Molteplici, affascinanti gli spunti, a cominciare dal luogo, o dai luoghi (come Sgarbi, inorridisco all’uso ormai invalso di “location”, che mi sa, tra l’altro, di immensamente provinciale), sia Desenzano, sia il suo Castello. Desenzano intanto presenta un omaggio ad un’icona del Futurismo: il volo. Aurelio Quaglino, certo non un Futurista, e neanche un lombardo (o un veneto: era torinese) è l’autore dell’alato monumento all’alta velocità aerea sul lungolago, datato 1936, in omaggio proprio a quella Scuola dell’Alta Velocità dell’Aeronautica italiana, che ebbe sede a Desenzano negli anni Trenta. Quando ancor ben vivo era il Futurismo, scisso magari in scuole o correnti, ma pronto a sopravvivere anche al secondo conflitto mondiale (come testimoniano alcune opere della mostra stessa). Velivoli “rosso corsa”, rigorosamente, costruiti per infrangere il record di velocità, e quasi esclusivamente per quello, Ferrari dei cieli. Al Museo di Vigna di Valle, presso altro e meno spettacolare lago, quello di Bracciano, molto si parla di loro. Un trionfo del Futurismo, a ben vedere, se si pensa che l’Italia vinse la coppa Schneider nel 1920, 1921 e 1926, ma Mussolini mal tollerò, nella sua quasi eterna contesa con l’Inghilterra, che nel 1927 e poi nel 1929 la “perfida Albione” si aggiudicasse la rischiosissima gara.
La scelta, poi, di un castello del Duecento sembra fatta apposta per fare di questa avanguardia scoppiettante, fumogena e spumeggiante, alata e vertiginosa, “un’arte da museo”, come Edoardo Sanguineti voleva che succedesse alla neo-avanguardia, parzialmente, ma certo non ideologicamente, vicina al Futurismo, sebbene di durata, scopi e rilevanza internazionale – ora, a riguardarla in prospettiva; ora, che tutti i suoi protagonisti sono anch’essi, come Marinetti e compagni, morti e sepolti – di ben minore portata. Il contrasto tra un pacifico castello del Basso Medioevo, a vigilare su un lago da sempre conteso, e il ferro e fuoco futuristico, sembra grande e lo fa notare bene Vanzan. Ma, in fondo, il “futuro” comincia ad essere pensato proprio nel Duecento, e il padre della scienza sperimentale è Ruggero Bacone, e non Francesco che lo segue di tre secoli. Forse in quel momento comincia quella “modernità” – in un’Inghilterra ancora profondamente cattolica – che esplode nel 1909 europeo, con un Marinetti “anima della nostra fiamma”, che fa della velocità, del disordine, della rivoluzione grafica, del pastiche, del “paroliberismo”, un’avventura intellettuale mirabile, che investe tutte le arti, come questa mostra, che include una sezione sul “suono”, bene mostra–; un’avventura che trova tanti seguaci, di ogni sesso, compresa la celebre compagna del Fondatore (qui debitamente presente).

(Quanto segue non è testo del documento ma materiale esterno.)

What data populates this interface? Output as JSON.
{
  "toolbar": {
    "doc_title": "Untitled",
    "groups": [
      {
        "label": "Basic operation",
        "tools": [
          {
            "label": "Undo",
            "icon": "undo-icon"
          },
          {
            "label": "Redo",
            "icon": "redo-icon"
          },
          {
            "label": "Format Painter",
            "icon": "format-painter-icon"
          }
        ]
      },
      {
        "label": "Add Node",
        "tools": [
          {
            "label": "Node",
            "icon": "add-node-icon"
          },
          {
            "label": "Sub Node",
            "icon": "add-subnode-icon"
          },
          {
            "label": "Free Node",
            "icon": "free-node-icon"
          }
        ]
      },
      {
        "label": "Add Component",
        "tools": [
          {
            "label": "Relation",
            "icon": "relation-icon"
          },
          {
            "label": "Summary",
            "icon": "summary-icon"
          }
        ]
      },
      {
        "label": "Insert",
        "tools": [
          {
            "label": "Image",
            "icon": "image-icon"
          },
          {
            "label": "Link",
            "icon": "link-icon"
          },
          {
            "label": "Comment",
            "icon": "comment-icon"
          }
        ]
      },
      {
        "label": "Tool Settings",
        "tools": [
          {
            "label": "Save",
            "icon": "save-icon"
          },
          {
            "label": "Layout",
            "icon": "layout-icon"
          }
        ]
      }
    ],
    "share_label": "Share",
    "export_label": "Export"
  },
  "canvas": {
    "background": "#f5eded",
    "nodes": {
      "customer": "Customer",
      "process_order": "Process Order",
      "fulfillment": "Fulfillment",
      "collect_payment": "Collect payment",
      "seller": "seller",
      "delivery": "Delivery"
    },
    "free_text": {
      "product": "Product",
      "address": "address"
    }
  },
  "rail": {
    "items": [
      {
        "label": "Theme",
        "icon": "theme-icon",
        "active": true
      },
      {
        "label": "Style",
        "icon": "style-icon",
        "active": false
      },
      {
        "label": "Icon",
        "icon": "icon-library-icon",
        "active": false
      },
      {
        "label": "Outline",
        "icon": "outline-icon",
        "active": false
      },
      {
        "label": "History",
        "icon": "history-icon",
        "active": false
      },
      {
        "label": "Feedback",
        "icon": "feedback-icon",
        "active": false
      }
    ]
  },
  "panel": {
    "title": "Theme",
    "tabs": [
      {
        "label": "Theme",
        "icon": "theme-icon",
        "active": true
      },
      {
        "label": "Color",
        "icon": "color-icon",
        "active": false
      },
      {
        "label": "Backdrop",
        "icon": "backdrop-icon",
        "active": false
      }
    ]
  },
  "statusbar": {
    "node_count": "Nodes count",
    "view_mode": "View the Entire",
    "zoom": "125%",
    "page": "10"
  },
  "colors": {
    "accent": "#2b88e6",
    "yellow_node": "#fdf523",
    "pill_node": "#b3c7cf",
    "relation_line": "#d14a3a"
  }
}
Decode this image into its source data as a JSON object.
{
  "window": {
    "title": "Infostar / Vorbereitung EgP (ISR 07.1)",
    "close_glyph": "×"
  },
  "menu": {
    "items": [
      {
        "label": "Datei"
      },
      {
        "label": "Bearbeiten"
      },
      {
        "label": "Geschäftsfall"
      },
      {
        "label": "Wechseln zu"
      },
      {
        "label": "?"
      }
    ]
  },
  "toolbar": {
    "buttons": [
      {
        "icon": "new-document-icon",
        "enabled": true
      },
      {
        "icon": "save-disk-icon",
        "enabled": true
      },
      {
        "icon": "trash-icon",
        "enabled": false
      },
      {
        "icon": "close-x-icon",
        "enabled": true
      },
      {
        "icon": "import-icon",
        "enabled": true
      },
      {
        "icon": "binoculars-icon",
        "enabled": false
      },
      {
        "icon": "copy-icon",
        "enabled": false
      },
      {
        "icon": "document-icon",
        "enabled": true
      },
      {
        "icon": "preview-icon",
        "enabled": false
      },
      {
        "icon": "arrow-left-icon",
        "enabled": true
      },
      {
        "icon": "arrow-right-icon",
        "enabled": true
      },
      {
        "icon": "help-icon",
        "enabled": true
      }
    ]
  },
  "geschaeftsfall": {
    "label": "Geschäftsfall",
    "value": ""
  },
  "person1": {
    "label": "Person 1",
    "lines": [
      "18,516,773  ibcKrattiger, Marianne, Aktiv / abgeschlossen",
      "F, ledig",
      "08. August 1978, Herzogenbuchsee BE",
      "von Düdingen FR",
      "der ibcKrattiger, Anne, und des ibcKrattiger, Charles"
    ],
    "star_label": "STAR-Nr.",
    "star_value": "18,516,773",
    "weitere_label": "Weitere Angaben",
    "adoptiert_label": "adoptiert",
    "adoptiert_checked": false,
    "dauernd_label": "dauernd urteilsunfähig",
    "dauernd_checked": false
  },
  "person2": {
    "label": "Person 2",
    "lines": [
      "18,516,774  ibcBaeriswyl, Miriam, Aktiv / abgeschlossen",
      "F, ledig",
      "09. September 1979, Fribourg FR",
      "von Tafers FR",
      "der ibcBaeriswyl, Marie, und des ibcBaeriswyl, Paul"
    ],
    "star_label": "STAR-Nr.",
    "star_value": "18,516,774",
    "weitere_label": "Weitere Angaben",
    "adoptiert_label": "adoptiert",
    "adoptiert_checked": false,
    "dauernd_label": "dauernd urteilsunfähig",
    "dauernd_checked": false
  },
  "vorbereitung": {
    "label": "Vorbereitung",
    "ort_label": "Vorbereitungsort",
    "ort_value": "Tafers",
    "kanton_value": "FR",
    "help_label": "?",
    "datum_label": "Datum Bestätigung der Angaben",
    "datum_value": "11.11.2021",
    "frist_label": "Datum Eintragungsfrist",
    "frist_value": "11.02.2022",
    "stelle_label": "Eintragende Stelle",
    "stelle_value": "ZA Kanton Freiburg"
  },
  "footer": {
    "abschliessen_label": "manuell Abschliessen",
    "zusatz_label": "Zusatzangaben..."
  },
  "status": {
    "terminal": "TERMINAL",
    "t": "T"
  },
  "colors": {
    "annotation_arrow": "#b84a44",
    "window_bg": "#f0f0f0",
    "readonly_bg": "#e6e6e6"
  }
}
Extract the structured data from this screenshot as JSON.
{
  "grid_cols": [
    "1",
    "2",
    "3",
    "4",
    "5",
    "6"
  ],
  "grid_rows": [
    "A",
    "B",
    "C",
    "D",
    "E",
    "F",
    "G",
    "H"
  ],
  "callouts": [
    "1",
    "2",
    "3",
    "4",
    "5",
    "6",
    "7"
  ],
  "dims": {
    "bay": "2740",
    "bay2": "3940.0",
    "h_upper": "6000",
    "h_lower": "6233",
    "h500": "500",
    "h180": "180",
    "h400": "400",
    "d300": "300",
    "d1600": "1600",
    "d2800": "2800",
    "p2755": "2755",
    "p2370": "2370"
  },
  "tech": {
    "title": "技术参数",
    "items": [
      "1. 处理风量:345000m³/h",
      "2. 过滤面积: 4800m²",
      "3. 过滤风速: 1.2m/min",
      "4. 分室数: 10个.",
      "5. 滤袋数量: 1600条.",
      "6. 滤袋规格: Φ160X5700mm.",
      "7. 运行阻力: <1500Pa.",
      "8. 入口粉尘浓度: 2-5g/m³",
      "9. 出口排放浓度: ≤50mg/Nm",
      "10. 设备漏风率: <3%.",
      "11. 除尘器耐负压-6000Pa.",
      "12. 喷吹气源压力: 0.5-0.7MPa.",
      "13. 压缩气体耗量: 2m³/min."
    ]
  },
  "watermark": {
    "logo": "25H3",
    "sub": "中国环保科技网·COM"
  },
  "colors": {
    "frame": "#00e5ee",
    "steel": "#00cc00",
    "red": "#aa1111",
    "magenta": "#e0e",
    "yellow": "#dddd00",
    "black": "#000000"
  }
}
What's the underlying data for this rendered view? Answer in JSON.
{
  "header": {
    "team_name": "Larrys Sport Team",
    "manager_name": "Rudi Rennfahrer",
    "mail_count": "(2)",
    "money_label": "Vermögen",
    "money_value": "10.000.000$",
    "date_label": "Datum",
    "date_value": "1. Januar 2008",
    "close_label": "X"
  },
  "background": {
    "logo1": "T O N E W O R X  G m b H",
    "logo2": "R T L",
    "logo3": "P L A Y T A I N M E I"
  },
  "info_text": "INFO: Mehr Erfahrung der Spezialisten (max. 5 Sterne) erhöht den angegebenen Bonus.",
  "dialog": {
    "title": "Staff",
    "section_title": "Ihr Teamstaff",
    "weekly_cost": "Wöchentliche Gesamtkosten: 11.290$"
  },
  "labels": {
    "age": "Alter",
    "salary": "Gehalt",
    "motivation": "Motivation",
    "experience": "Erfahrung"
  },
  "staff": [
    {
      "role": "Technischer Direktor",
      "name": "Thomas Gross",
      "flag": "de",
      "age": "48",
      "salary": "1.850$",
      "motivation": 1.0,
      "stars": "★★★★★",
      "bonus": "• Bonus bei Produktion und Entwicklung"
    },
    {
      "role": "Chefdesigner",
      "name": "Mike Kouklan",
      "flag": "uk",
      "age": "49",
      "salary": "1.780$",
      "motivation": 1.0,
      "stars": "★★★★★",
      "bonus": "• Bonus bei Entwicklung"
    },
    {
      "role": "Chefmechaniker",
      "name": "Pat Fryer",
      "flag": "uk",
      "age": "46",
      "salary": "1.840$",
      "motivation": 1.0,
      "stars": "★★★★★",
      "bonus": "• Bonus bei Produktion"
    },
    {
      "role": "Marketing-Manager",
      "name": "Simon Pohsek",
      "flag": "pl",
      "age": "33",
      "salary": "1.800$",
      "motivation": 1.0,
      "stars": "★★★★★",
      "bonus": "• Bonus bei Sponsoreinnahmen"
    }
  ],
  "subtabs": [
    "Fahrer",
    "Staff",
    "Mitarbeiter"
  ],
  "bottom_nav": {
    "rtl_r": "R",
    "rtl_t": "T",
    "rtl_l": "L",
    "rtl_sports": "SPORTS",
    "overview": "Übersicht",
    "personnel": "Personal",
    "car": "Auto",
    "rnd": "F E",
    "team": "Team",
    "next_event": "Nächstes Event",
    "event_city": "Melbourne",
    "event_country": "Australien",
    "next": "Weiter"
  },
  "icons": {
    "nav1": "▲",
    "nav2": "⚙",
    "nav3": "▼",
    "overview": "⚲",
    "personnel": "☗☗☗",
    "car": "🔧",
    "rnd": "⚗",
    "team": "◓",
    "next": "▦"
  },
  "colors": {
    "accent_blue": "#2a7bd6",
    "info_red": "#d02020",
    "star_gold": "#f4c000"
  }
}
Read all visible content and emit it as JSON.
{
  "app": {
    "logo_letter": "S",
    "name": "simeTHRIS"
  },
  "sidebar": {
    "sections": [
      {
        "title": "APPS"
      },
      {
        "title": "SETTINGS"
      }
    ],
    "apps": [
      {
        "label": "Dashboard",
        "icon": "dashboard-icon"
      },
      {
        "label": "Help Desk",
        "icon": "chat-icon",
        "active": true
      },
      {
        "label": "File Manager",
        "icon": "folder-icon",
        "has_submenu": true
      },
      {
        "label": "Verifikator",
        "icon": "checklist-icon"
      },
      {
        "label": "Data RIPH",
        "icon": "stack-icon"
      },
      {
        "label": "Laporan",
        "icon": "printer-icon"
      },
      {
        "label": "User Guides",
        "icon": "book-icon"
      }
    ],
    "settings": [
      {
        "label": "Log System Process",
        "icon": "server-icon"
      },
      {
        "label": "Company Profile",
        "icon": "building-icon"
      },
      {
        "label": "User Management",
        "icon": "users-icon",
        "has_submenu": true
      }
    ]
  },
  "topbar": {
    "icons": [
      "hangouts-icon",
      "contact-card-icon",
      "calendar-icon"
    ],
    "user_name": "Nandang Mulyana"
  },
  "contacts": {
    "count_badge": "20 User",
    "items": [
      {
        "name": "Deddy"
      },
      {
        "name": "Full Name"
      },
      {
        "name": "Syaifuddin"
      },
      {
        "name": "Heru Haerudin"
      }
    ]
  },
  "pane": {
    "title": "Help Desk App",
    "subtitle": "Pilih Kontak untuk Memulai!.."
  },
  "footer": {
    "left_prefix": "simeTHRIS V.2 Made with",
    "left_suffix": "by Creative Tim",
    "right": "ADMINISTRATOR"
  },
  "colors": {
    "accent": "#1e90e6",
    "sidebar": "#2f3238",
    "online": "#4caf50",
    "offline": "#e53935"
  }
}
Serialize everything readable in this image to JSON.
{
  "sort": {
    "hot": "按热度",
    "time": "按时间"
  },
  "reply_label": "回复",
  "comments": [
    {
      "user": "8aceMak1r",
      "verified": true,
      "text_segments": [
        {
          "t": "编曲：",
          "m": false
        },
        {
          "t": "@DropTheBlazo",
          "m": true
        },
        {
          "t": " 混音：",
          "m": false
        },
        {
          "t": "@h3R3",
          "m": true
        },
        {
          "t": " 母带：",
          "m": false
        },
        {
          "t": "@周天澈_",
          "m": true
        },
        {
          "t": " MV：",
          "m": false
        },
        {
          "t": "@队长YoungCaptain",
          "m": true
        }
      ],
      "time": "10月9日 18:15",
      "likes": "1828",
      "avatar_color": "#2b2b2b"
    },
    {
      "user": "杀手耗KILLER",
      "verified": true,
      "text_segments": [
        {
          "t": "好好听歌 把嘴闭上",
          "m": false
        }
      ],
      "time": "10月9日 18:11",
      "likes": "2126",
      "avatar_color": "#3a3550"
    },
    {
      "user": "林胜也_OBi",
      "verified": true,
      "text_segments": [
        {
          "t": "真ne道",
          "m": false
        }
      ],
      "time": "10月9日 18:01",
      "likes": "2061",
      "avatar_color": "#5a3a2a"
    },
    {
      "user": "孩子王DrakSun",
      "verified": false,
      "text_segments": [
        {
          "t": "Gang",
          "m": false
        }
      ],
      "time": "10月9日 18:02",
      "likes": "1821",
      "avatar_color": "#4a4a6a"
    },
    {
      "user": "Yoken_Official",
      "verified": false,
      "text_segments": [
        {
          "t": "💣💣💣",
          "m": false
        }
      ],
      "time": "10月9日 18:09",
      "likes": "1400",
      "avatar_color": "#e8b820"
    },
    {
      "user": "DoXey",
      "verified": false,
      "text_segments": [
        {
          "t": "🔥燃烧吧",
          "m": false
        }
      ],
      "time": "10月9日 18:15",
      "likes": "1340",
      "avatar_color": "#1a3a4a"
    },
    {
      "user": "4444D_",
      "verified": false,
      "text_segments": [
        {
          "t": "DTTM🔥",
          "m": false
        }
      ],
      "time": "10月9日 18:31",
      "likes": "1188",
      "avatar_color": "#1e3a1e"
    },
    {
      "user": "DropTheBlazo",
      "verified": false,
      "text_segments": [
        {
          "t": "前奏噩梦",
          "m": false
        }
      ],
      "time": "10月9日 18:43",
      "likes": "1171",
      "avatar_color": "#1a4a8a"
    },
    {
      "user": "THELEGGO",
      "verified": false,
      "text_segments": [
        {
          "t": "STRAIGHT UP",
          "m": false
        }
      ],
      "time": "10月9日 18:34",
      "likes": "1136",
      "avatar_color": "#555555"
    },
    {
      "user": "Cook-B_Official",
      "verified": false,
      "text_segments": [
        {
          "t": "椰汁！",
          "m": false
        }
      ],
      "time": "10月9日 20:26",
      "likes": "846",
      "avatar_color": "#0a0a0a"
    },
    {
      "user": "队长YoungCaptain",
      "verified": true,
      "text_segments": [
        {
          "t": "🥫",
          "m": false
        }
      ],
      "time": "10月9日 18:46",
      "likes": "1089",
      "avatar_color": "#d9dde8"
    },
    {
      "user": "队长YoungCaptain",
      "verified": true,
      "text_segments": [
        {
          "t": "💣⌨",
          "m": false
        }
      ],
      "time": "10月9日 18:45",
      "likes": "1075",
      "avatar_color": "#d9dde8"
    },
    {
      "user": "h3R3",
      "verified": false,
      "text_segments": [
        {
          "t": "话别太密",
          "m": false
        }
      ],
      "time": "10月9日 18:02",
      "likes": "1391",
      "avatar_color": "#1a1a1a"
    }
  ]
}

Non sono moltissime le opere presentate, ma costituiscono un’ottima antologia, un rapido ma completo viatico. Certamente, sono presenti i classici: i libri di Marinetti, il prezioso “Zeppelin” di Giulio D’Anna, dalla collezione veronese Damoli, il “doppio comando di aereo Caproni” di Marinetti, scultura reale, o realtà scolpita, che apre la mostra, tutta, o quantomeno gran parte nel segno del trentino Museo Caproni. Museo che – fondato da Gianni Caproni quasi un secolo fa, nel 1927 – rimane un luogo veramente futuristico. L’anno d’oro del Futurismo, per chi scrive, l’anno del “libro imbullonato” di Fortunato Depero, qui presente – e ancora con quotazioni interessanti sul mercato antiquario, intorno agli 800 euro – mentre sono presenti anche opere rare provenienti dall’UF-o, “Archivio e collettivo artistico ultimi Futuristi” di Bologna, come la “aerovista” della città di Ferrara di Uberto Bonetti, egli stesso non un futurista, ma amico di Krimer, che lo era, e che gli ispirò questa “visione”, di certo ottima per sottrarre Ferrara alla dannunziana maledizione di “città – per eccellenza – del silenzio”. Belle anche le sovrapposizioni d’invenzione di Michele Falanga, degli anni Trenta, su cartine geografiche dell’Impero allora a larga diffusione. Straordinari i poster futuristi: dalle ciliegie alle gare motociclistiche sponsorizzate dall’EIAR, la prima radio italiana, dove la velocità si sposa con la natura.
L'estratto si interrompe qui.